Cryptology ePrint Archive: Report 2012/464

Finding Lower Bounds on the Complexity of Secret Sharing Schemes by Linear Programming

Carles Padro and Leonor Vazquez and An Yang

Abstract: Optimizing the maximum, or average, length of the shares in relation to the length of the secret for every given access structure is a difficult and long-standing open problem in cryptology. Most of the known lower bounds on these parameters have been obtained by implicitly or explicitly using that every secret sharing scheme defines a polymatroid related to the access structure. The best bounds that can be obtained by this combinatorial method can be determined by using linear programming, and this can be effectively done for access structures on a small number of participants.
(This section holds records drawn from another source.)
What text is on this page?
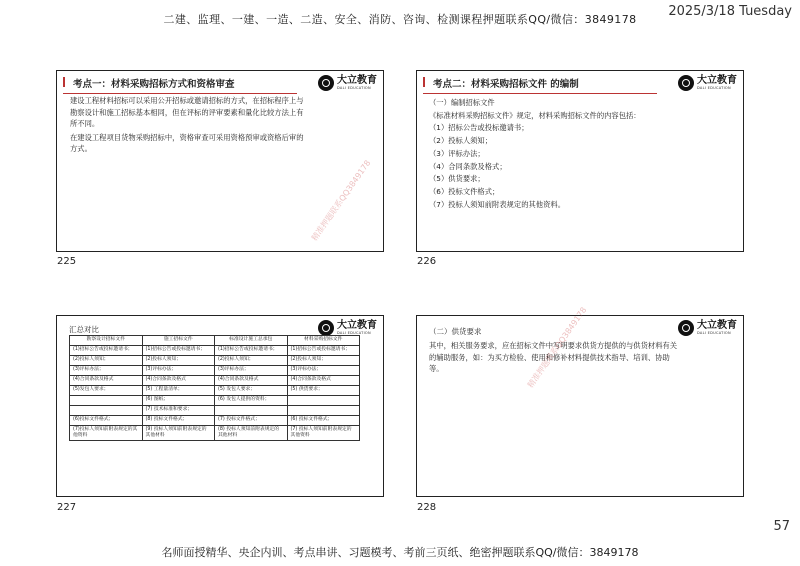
二建、监理、一建、一造、二造、安全、消防、咨询、检测课程押题联系QQ/微信：3849178
2025/3/18 Tuesday
考点一：材料采购招标方式和资格审查	大立教育
DALI EDUCATION

建设工程材料招标可以采用公开招标或邀请招标的方式，在招标程序上与勘察设计和施工招标基本相同，但在评标的评审要素和量化比较方法上有所不同。

在建设工程项目货物采购招标中，资格审查可采用资格预审或资格后审的方式。

精准押题联系QQ3849178
225
考点二：材料采购招标文件 的编制	大立教育
DALI EDUCATION
（一）编制招标文件
《标准材料采购招标文件》规定，材料采购招标文件的内容包括：
（1）招标公告或投标邀请书；
（2）投标人须知；
（3）评标办法；
（4）合同条款及格式；
（5）供货要求；
（6）投标文件格式；
（7）投标人须知前附表规定的其他资料。
226
汇总对比	大立教育
DALI EDUCATION
勘察设计招标文件	施工招标文件	标准设计施工总承包	材料采购招标文件
(1)招标公告或投标邀请书；	(1)招标公告或投标邀请书；	(1)招标公告或投标邀请书；	(1)招标公告或投标邀请书；
(2)投标人须知；	(2)投标人须知；	(2)投标人须知；	(2)投标人须知；
(3)评标办法；	(3)评标办法；	(3)评标办法；	(3)评标办法；
(4)合同条款及格式	(4)合同条款及格式	(4)合同条款及格式	(4)合同条款及格式
(5)发包人要求；	(5) 工程量清单；	(5) 发包人要求；	(5) 供货要求；
	(6) 图纸；	(6) 发包人提供的资料；	
	(7) 技术标准和要求；		
(6)投标文件格式；	(8) 投标文件格式；	(7) 投标文件格式；	(6) 投标文件格式；
(7)投标人须知前附表规定的其他资料	(9) 投标人须知前附表规定的其他材料	(8) 投标人须知前附表规定的其他材料	(7) 投标人须知前附表规定的其他资料
227
（二）供货要求
大立教育
DALI EDUCATION

其中，相关服务要求，应在招标文件中写明要求供货方提供的与供货材料有关的辅助服务，如：为买方检验、使用和修补材料提供技术指导、培训、协助等。	精准押题联系QQ3849178
228
57
名师面授精华、央企内训、考点串讲、习题模考、考前三页纸、绝密押题联系QQ/微信：3849178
By applying this linear programming approach, we improve some of the known lower bounds for the access structures on five participants and the graph access structures on six participants for which these parameters were still undetermined. Nevertheless, the lower bounds that are obtained by this combinatorial method are not tight in general. For some access structures, they can be improved by adding to the linear program non-Shannon information inequalities as new constraints. We obtain in this way new separation results for some graph access structures on eight participants and for some ports of non-representable matroids. Finally, we prove that, for two access structures on five participants, the combinatorial lower bound cannot be attained by any linear secret sharing scheme.

Category / Keywords: cryptographic protocols / Secret sharing, linear programming, polymatroid, non-Shannon information inequalities

Publication Info: A previous version of this paper appeared in the Proceedings of LATIN 2010.

Date: received 14 Aug 2012, last revised 14 Aug 2012

Contact author: yang0246 at e ntu edu sg

Available format(s): PDF | BibTeX Citation

Note: This is a full version of the paper appeared in the Proceedings of LATIN 2010. Several new results have been added to the current version, as the ones in Sections 6 and 7. Moreover, the overall presentation of the paper has been greatly improved.